That clinking, clanking sound
When we think about the recent audit of how East St. Louis was managing its cash and accounts, we keep getting images of Joel Grey and Liza Minelli prancing around the cabaret stage singing “money, money, money, money.”
We’re hopeful that is changing.
East St. Louis Mayor Emeka Jackson-Hicks requested an investigation and St. Clair County State’s Attorney Brendan Kelly announced one is underway involving the Illinois Department of Revenue and Illinois Liquor Control Commission. The more light brought into this situation, the better.
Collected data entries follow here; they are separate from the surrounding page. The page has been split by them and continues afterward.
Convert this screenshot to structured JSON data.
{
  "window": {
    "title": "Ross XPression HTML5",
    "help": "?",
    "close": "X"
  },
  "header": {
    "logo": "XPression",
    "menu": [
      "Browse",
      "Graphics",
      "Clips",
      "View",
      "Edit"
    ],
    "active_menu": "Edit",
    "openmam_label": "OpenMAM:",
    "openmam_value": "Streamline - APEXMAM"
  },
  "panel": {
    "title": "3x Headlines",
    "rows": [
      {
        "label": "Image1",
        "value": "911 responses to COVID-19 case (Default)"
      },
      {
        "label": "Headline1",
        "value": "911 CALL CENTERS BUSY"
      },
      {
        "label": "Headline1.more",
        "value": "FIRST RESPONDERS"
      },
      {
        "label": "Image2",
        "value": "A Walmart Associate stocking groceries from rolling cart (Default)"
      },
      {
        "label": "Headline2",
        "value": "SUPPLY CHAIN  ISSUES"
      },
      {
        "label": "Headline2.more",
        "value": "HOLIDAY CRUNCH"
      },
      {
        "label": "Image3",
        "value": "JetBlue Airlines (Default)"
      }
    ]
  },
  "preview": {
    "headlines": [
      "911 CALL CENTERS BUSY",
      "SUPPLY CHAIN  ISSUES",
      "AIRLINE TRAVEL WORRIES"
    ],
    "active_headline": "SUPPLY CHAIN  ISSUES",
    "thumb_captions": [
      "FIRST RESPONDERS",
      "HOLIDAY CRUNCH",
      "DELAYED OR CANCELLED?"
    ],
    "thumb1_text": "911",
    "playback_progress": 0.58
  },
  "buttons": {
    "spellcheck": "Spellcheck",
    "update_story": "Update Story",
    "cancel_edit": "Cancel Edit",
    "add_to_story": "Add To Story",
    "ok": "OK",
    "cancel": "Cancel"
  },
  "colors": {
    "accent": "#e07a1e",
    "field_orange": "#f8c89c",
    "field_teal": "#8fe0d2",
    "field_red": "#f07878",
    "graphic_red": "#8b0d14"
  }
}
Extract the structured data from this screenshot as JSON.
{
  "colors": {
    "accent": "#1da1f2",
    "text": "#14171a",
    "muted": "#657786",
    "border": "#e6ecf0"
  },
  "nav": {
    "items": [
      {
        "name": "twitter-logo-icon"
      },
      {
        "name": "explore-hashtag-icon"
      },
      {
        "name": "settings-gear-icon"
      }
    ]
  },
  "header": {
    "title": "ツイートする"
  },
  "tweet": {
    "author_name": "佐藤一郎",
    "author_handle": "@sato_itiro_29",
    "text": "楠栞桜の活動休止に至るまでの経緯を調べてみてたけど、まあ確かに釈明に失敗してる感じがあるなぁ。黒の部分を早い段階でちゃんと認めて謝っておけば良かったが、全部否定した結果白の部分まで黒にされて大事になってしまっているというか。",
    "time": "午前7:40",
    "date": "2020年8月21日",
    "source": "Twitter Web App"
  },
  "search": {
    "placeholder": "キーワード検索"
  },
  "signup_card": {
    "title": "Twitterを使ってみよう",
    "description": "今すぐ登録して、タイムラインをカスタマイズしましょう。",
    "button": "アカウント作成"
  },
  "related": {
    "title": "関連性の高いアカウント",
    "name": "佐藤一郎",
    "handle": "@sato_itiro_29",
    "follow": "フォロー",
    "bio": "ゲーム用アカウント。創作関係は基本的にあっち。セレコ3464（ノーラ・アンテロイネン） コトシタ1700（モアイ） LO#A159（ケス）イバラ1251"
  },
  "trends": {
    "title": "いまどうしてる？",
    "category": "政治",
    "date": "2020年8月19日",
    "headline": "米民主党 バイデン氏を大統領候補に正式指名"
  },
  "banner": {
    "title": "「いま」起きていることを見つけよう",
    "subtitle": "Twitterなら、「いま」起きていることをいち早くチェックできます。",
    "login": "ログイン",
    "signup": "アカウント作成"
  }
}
Part of the audit of former Mayor Alvin Parks’ administration found half of 48 businesses surveyed never paid a 1 percent city food and beverage tax and the other half paid sporadically. The audit also found 10 months of missing tow reports, missing bank records and $1.4 million in unrecorded wire transfers.
Former city Treasurer Joe W. Lewis Jr. apparently never got the required bonding, so believing that his fiscal controls were loosey-goosey isn’t exactly a stretch. The trouble is that incompetence or neglect in public finances is an opening for smart thieves.
Kelly noted that the tax and tows being investigated could be a matter of shoddy record keeping, and not criminal acts. But what are the chances that Kelly is right and we’re not dealing with criminal activity?
Well, we wouldn’t want to bet money on it.